The basic response done by Nella Larsen, to the accusation that she plagiarized the story, is basically her blaming race.
Hoeller explains, “…the telling and origin of which can be placed in time and space and author. Once she talks to blacks-and removes herself from a white paradigm-she learns how to read the story now as ‘absolute’ truth but as part of racial commonwealth that belongs to all black people and that has been shaped and reshaped hundreds of times (424)” Meaning that Nella believes that it is not her fault the story was already told and that if anything Harlem Renaissance society should be credited to the story, not Sheila Kaye-Smith. “The racial nature of this paradigm shifts is accentuated by Larsen’s starkly racial description of the hospital. Apart from the old woman, her source and hospital ‘inmate’, no one is named; characters are just labeled as black or white
(425)”.
Cheryl Wall makes an interesting claim towards the actions by Nella Larsen, “Larsen’s account may not be a total fabrication but it contains a signal flaw. No source for the story in the ‘folk’ tradition has ever been identified (424)”. An interesting point, because there is a belief that maybe Larsen heard the story by another person but a problem because prior to Kaye-Smith’s story there was never a story similar to the tale. The idea is that the story was a famous tale told throughout the ages, like the story of the three little pigs, a tale famous amongst the African American community. “ ‘ I’m in trouble,’ His hands were shaking a little’ (Kaye-Smeith 321)” in comparison to “ ‘Ah’s in trubble Mrs’ Poole.’ The man explained, his voice shaking, his fingers twitching (Larsen, “Sanctuary”, 15), two parts of the story taken reading and trying to create a very similar picture.
“Larsen’s mardinist revision of Kaye-Smith, then, could be read as a gesture in tune with modernist concerns but did it particulary fail (431)”, because of the fact that Larsen tried stating issues about race or trying to say she was looking into a modernist view of the story. Instead of Larsen coming out and saying, the story would be stronger if the characters were black or she had a better version of the story, this article and discussion would not exist. Due to the face that Larsen didn’t really give a wholesale answer of why she wrote a story similar to Kaye-Smith’s which lead many critics, and me, to not believe her. The fact that Larsen never wrote any novel or story getting caught proves that she felt guilty. In the discussion board, the ever smart and intellectual Alyssa Crick, wrote:
“ ‘For some fifteen years I believed this story absolutely and entertained a kind of admiring pity for the old woman.

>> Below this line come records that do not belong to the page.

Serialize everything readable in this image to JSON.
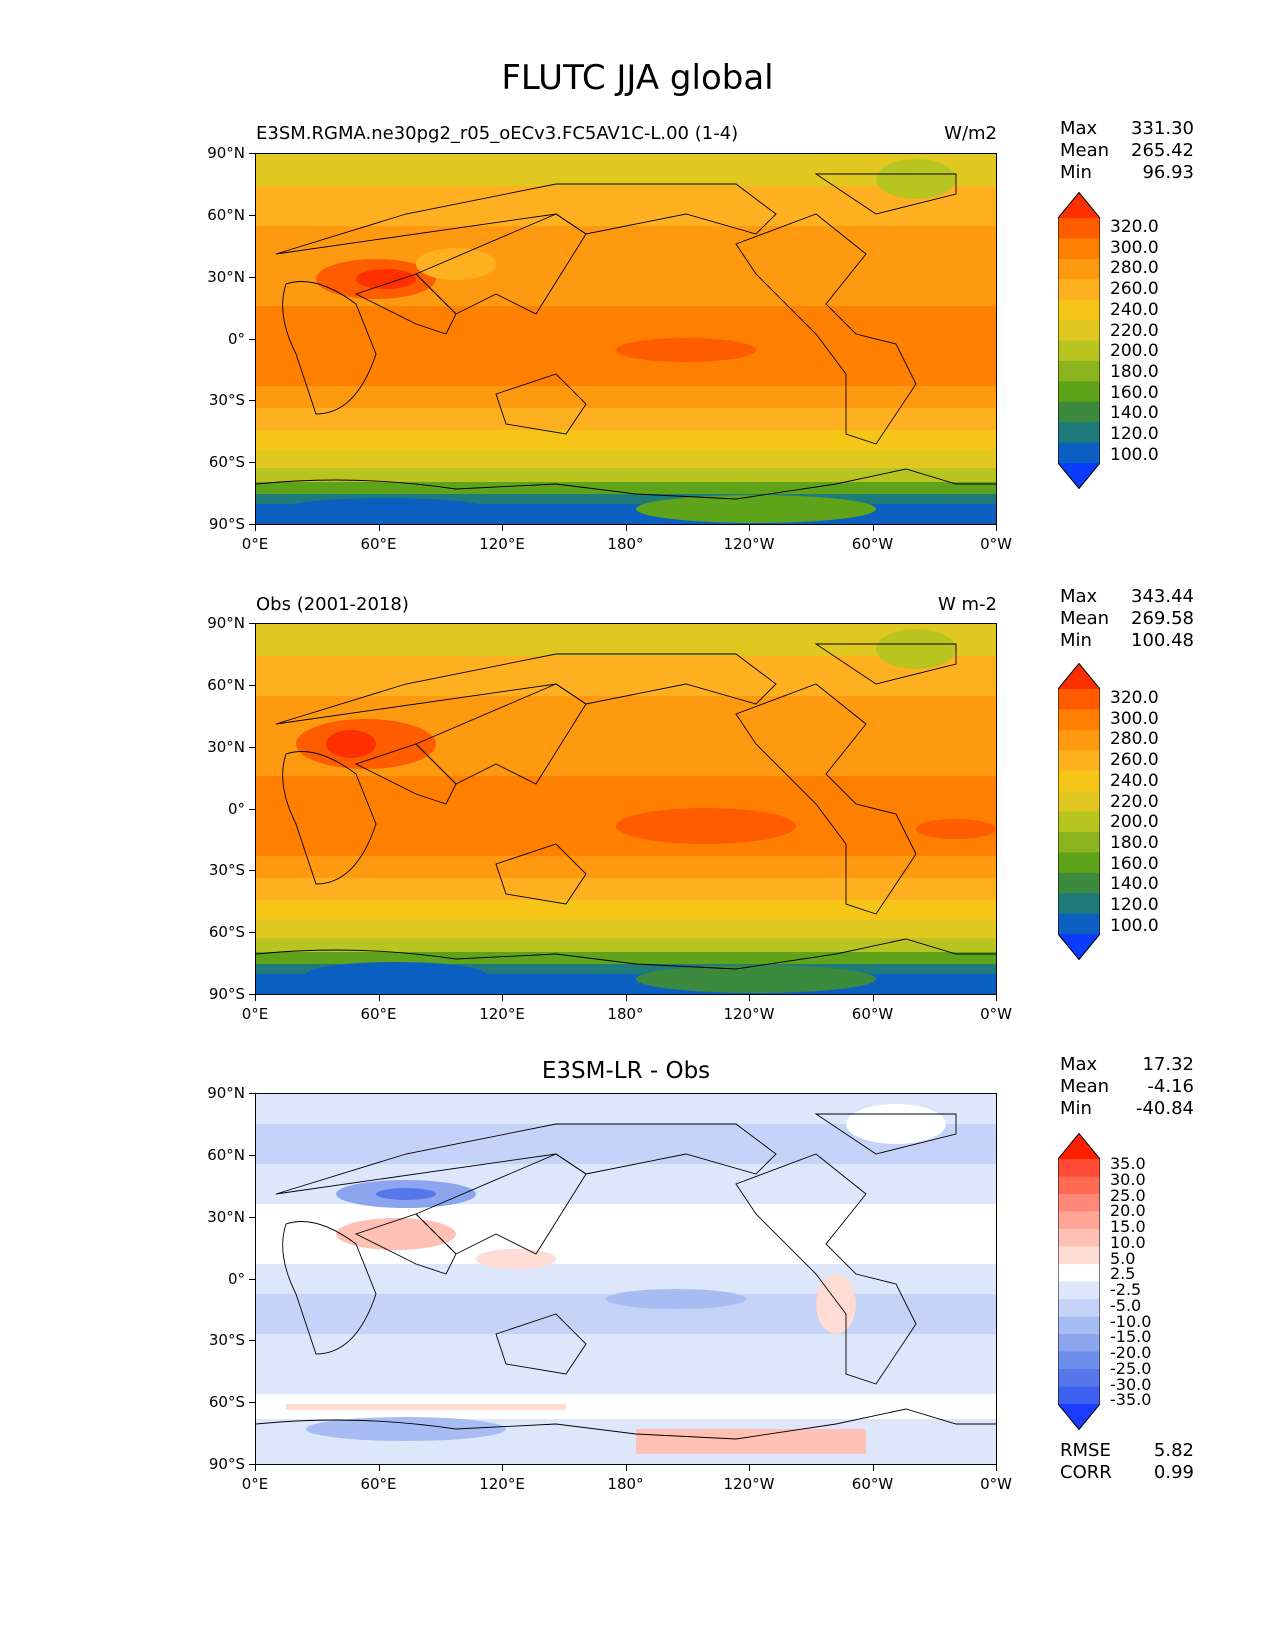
{
  "title": "FLUTC JJA global",
  "x_ticks": [
    "0°E",
    "60°E",
    "120°E",
    "180°",
    "120°W",
    "60°W",
    "0°W"
  ],
  "y_ticks": [
    "90°N",
    "60°N",
    "30°N",
    "0°",
    "30°S",
    "60°S",
    "90°S"
  ],
  "panels": [
    {
      "left_title": "E3SM.RGMA.ne30pg2_r05_oECv3.FC5AV1C-L.00 (1-4)",
      "right_title": "W/m2",
      "stats": {
        "max_label": "Max",
        "max": "331.30",
        "mean_label": "Mean",
        "mean": "265.42",
        "min_label": "Min",
        "min": "96.93"
      },
      "colorbar_labels": [
        "320.0",
        "300.0",
        "280.0",
        "260.0",
        "240.0",
        "220.0",
        "200.0",
        "180.0",
        "160.0",
        "140.0",
        "120.0",
        "100.0"
      ]
    },
    {
      "left_title": "Obs (2001-2018)",
      "right_title": "W m-2",
      "stats": {
        "max_label": "Max",
        "max": "343.44",
        "mean_label": "Mean",
        "mean": "269.58",
        "min_label": "Min",
        "min": "100.48"
      },
      "colorbar_labels": [
        "320.0",
        "300.0",
        "280.0",
        "260.0",
        "240.0",
        "220.0",
        "200.0",
        "180.0",
        "160.0",
        "140.0",
        "120.0",
        "100.0"
      ]
    },
    {
      "center_title": "E3SM-LR - Obs",
      "stats": {
        "max_label": "Max",
        "max": "17.32",
        "mean_label": "Mean",
        "mean": "-4.16",
        "min_label": "Min",
        "min": "-40.84"
      },
      "colorbar_labels": [
        "35.0",
        "30.0",
        "25.0",
        "20.0",
        "15.0",
        "10.0",
        "5.0",
        "2.5",
        "-2.5",
        "-5.0",
        "-10.0",
        "-15.0",
        "-20.0",
        "-25.0",
        "-30.0",
        "-35.0"
      ],
      "rmse_label": "RMSE",
      "rmse": "5.82",
      "corr_label": "CORR",
      "corr": "0.99"
    }
  ],
  "colors": {
    "abs_scale": [
      "#ff3000",
      "#ff5c00",
      "#ff7f00",
      "#ff9a10",
      "#ffb020",
      "#f5c518",
      "#e0c820",
      "#b8c420",
      "#8cb41e",
      "#5fa31a",
      "#3b8a3e",
      "#1f7a7a",
      "#0a5fc0",
      "#0a3cff"
    ],
    "diff_scale": [
      "#ff2000",
      "#ff4a35",
      "#ff6a55",
      "#ff8878",
      "#ffa598",
      "#ffc0b5",
      "#ffdcd4",
      "#ffffff",
      "#dde6fb",
      "#c4d3f7",
      "#a7bcf2",
      "#8ba6ee",
      "#6e8eeb",
      "#5577ea",
      "#3d60ef",
      "#1a3cff"
    ]
  },
  "chart_data": [
    {
      "type": "heatmap",
      "title": "E3SM.RGMA.ne30pg2_r05_oECv3.FC5AV1C-L.00 (1-4)",
      "units": "W/m2",
      "xlim": [
        0,
        360
      ],
      "ylim": [
        -90,
        90
      ],
      "levels": [
        100,
        120,
        140,
        160,
        180,
        200,
        220,
        240,
        260,
        280,
        300,
        320
      ],
      "max": 331.3,
      "mean": 265.42,
      "min": 96.93
    },
    {
      "type": "heatmap",
      "title": "Obs (2001-2018)",
      "units": "W m-2",
      "xlim": [
        0,
        360
      ],
      "ylim": [
        -90,
        90
      ],
      "levels": [
        100,
        120,
        140,
        160,
        180,
        200,
        220,
        240,
        260,
        280,
        300,
        320
      ],
      "max": 343.44,
      "mean": 269.58,
      "min": 100.48
    },
    {
      "type": "heatmap",
      "title": "E3SM-LR - Obs",
      "xlim": [
        0,
        360
      ],
      "ylim": [
        -90,
        90
      ],
      "levels": [
        -35,
        -30,
        -25,
        -20,
        -15,
        -10,
        -5,
        -2.5,
        2.5,
        5,
        10,
        15,
        20,
        25,
        30,
        35
      ],
      "max": 17.32,
      "mean": -4.16,
      "min": -40.84,
      "rmse": 5.82,
      "corr": 0.99
    }
  ]
}
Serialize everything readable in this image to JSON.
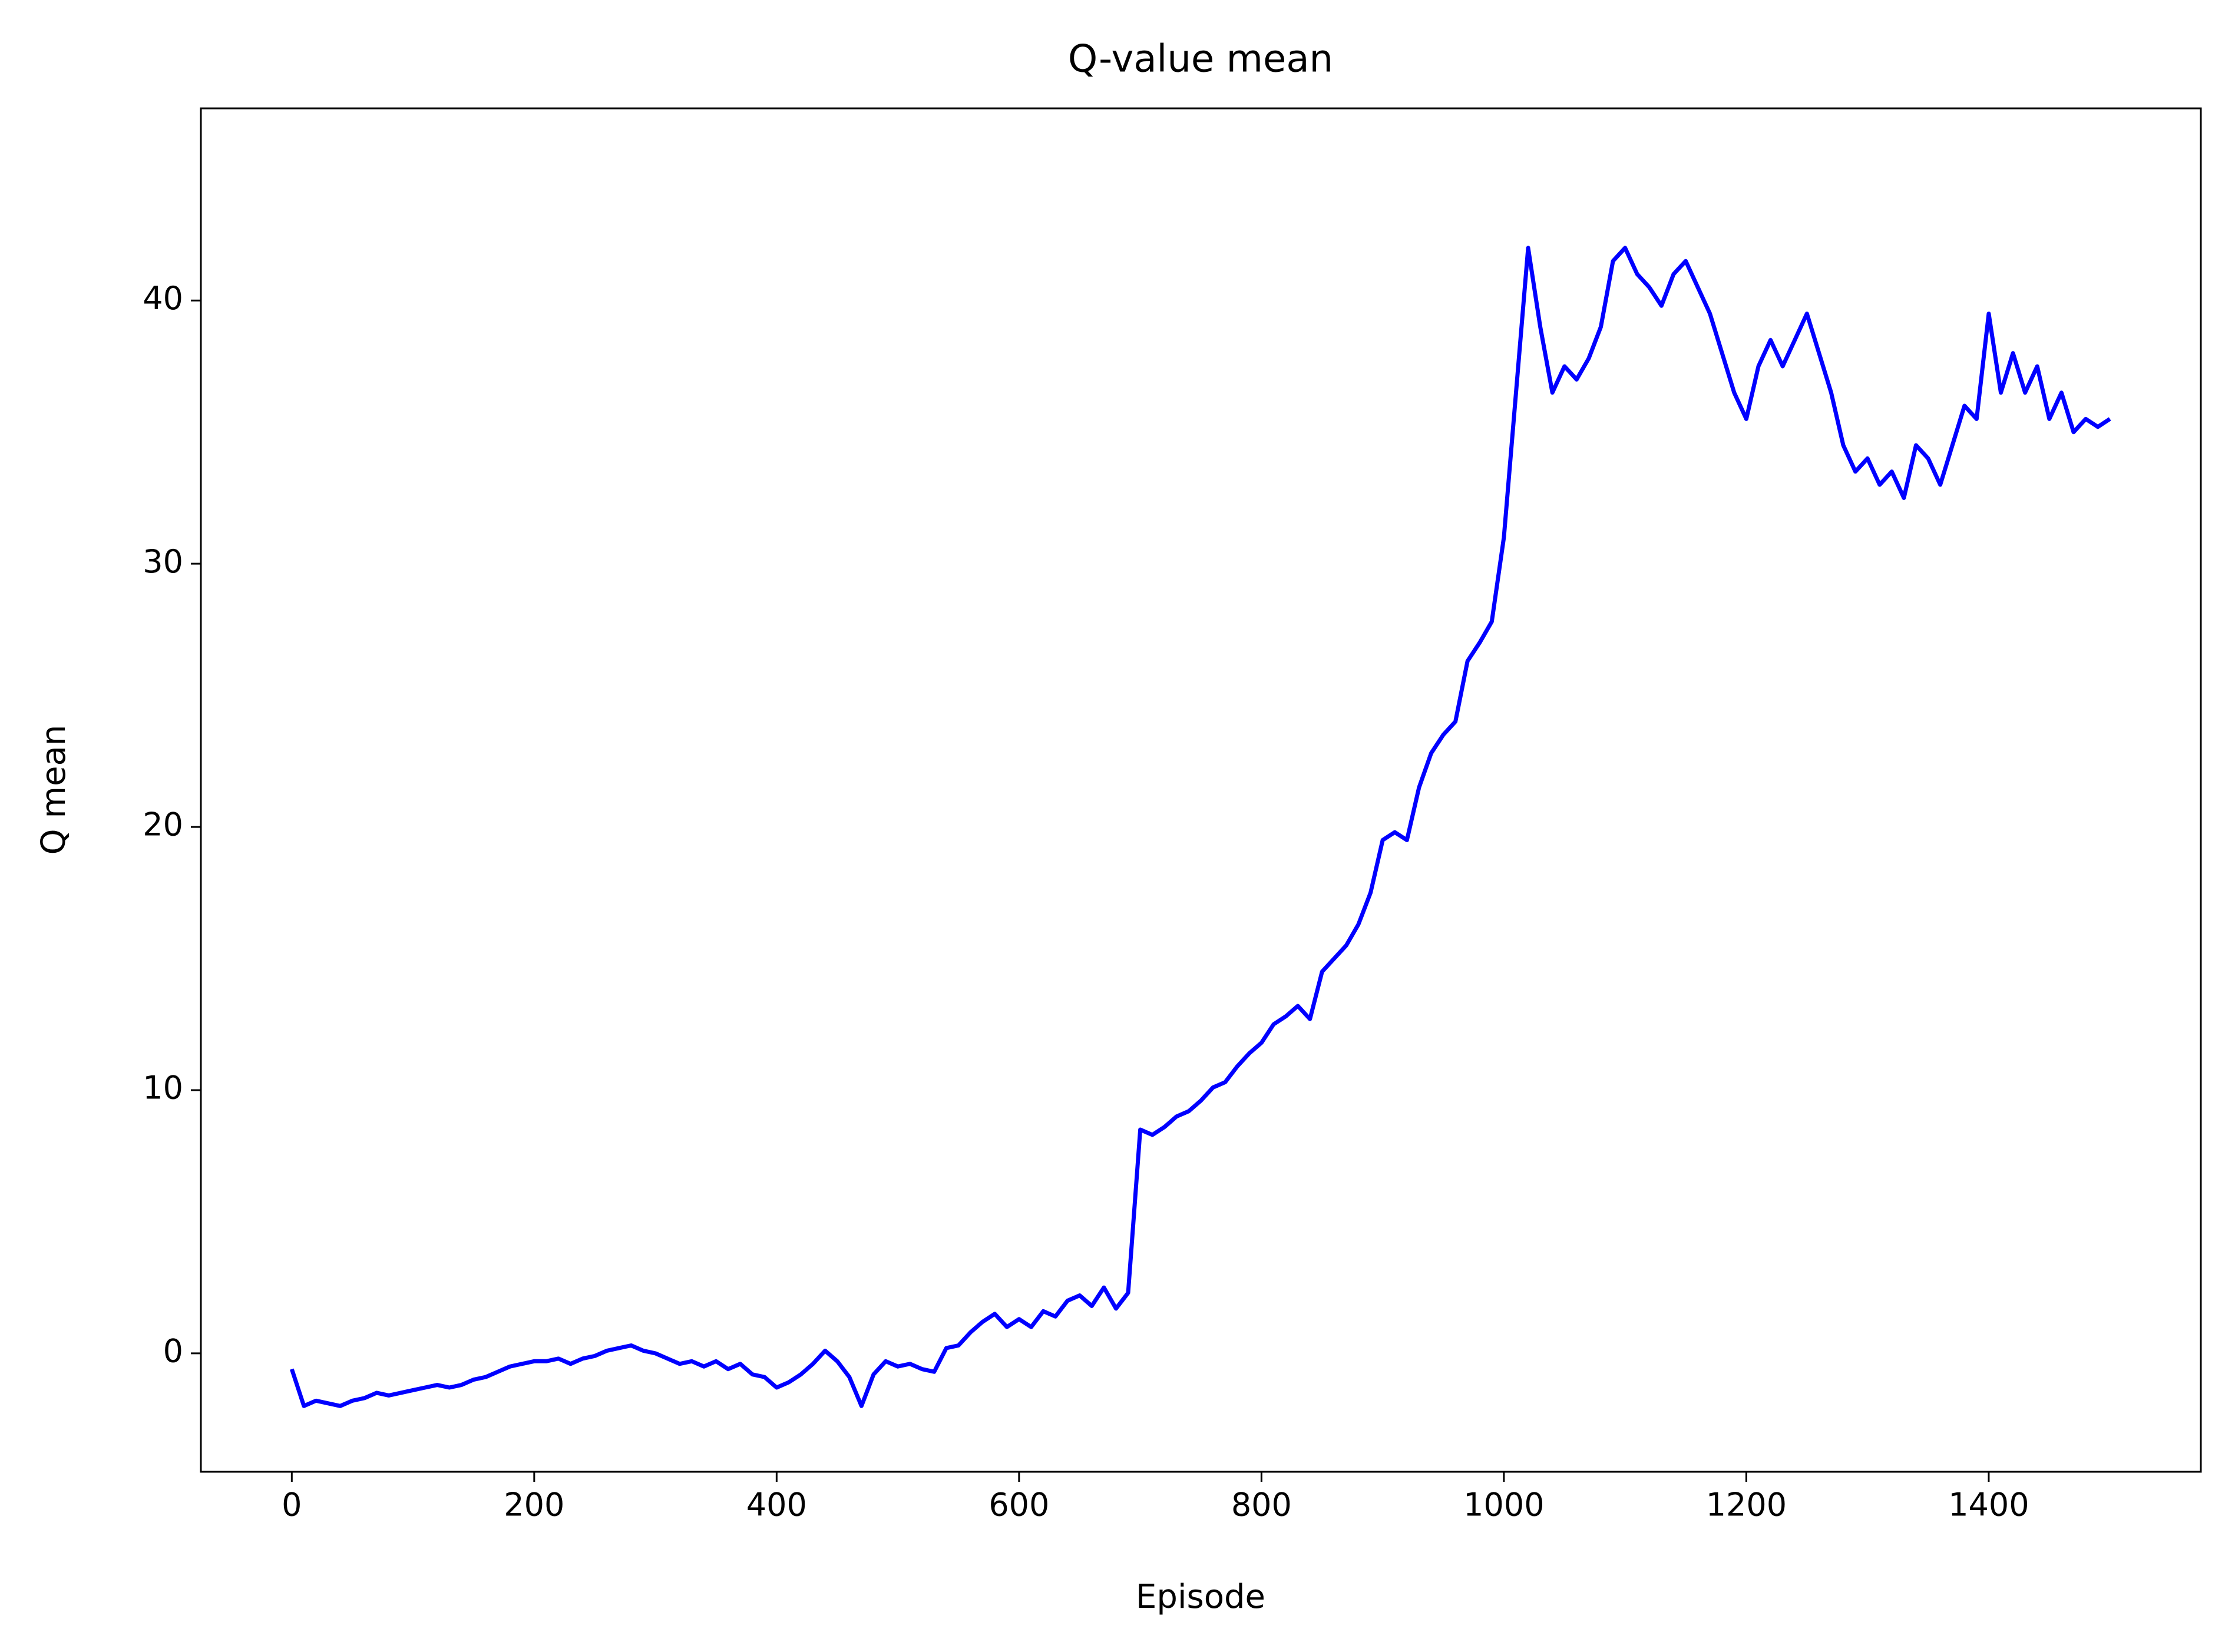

But lately, in talking it over with Negroes, I find that the tale is so old and so well known that it is almost folklore. It has many variations: sometimes it is a woman’s brother, husband, son, lover, preacher, beloved master, or even her father, mother, sister, or daughter who is killed.’
This to me, in her explanation says even if she did get dangerously close to Kaye Smith’s writing, that it wasn’t a conscious endeavor on her part. I do not agree that she would consciously put herself in that damaging position and not risk her career, for which she had gained much achievement on an astonishing scale for a woman, let alone an African American Woman.”
With this general statement I would love to agree to disagree. To me it’s so hard to imagine “accidental theft”, because when creating something people don’t generally create the same exact story line or imagery as other people. Another question I would love to ponder is, where are the other Africans that know of this story? I have yet to see another person come out and defend Larsen, saying that the story she wrote was not stolen but was famously known. Larsen even claims all the people who know of the story, well since she does can she please have a person explain this situation to everyone?